She has never worked a day in life!

The observation by Democratic strategist Hilary Rosen that Ann Romney "has never worked a day in her life" detonated a controversy that briefly dominated the 2012 presidential campaign and forced both campaigns to navigate the reliably treacherous terrain of how American political discourse values — or fails to value — the labor of stay-at-home mothers.
Rosen's point, in context, was about economic policy expertise: that Mitt Romney's references to his wife as his source of information about what women were concerned about regarding the economy was inadequate, given that Ann Romney had not navigated the workforce, childcare, and economic pressures that most American women face. It was a substantive if clumsily expressed point about experience and empathy.

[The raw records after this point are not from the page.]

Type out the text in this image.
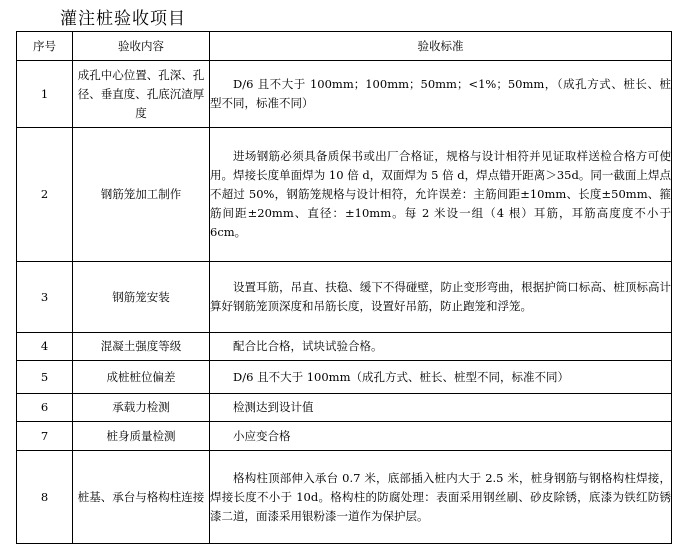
灌注桩验收项目
序号	验收内容	验收标准
1	成孔中心位置、孔深、孔径、垂直度、孔底沉渣厚度	D/6 且不大于 100mm；100mm；50mm；<1%；50mm，（成孔方式、桩长、桩型不同，标准不同）
2	钢筋笼加工制作	进场钢筋必须具备质保书或出厂合格证，规格与设计相符并见证取样送检合格方可使用。焊接长度单面焊为 10 倍 d，双面焊为 5 倍 d，焊点错开距离＞35d。同一截面上焊点不超过 50%，钢筋笼规格与设计相符，允许误差：主筋间距±10mm、长度±50mm、箍筋间距±20mm、直径：±10mm。每 2 米设一组（4 根）耳筋，耳筋高度度不小于 6cm。
3	钢筋笼安装	设置耳筋，吊直、扶稳、缓下不得碰壁，防止变形弯曲，根据护筒口标高、桩顶标高计算好钢筋笼顶深度和吊筋长度，设置好吊筋，防止跑笼和浮笼。
4	混凝土强度等级	配合比合格，试块试验合格。
5	成桩桩位偏差	D/6 且不大于 100mm（成孔方式、桩长、桩型不同，标准不同）
6	承载力检测	检测达到设计值
7	桩身质量检测	小应变合格
8	桩基、承台与格构柱连接	格构柱顶部伸入承台 0.7 米，底部插入桩内大于 2.5 米，桩身钢筋与钢格构柱焊接，焊接长度不小于 10d。格构柱的防腐处理：表面采用钢丝刷、砂皮除锈，底漆为铁红防锈漆二道，面漆采用银粉漆一道作为保护层。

What it was heard as, particularly by mothers who had made the choice to work at home raising children, was a dismissal of that work as not real work. The backlash was immediate and bipartisan — the Obama campaign distanced itself from Rosen within hours, with Obama himself saying he believed raising children was "the hardest job there is."
Ann Romney, who had raised five sons and had also dealt with multiple sclerosis and breast cancer, was not someone whose life choices were easily dismissible. Her response — "I made a choice to stay home and raise five boys. Believe me, it was hard work" — was effective precisely because it was direct and personal.
The episode was a reminder that conversations about women's choices in the workplace and at home remain politically volatile, and that careless framing of legitimate points about policy and privilege can overwhelm the point being made entirely.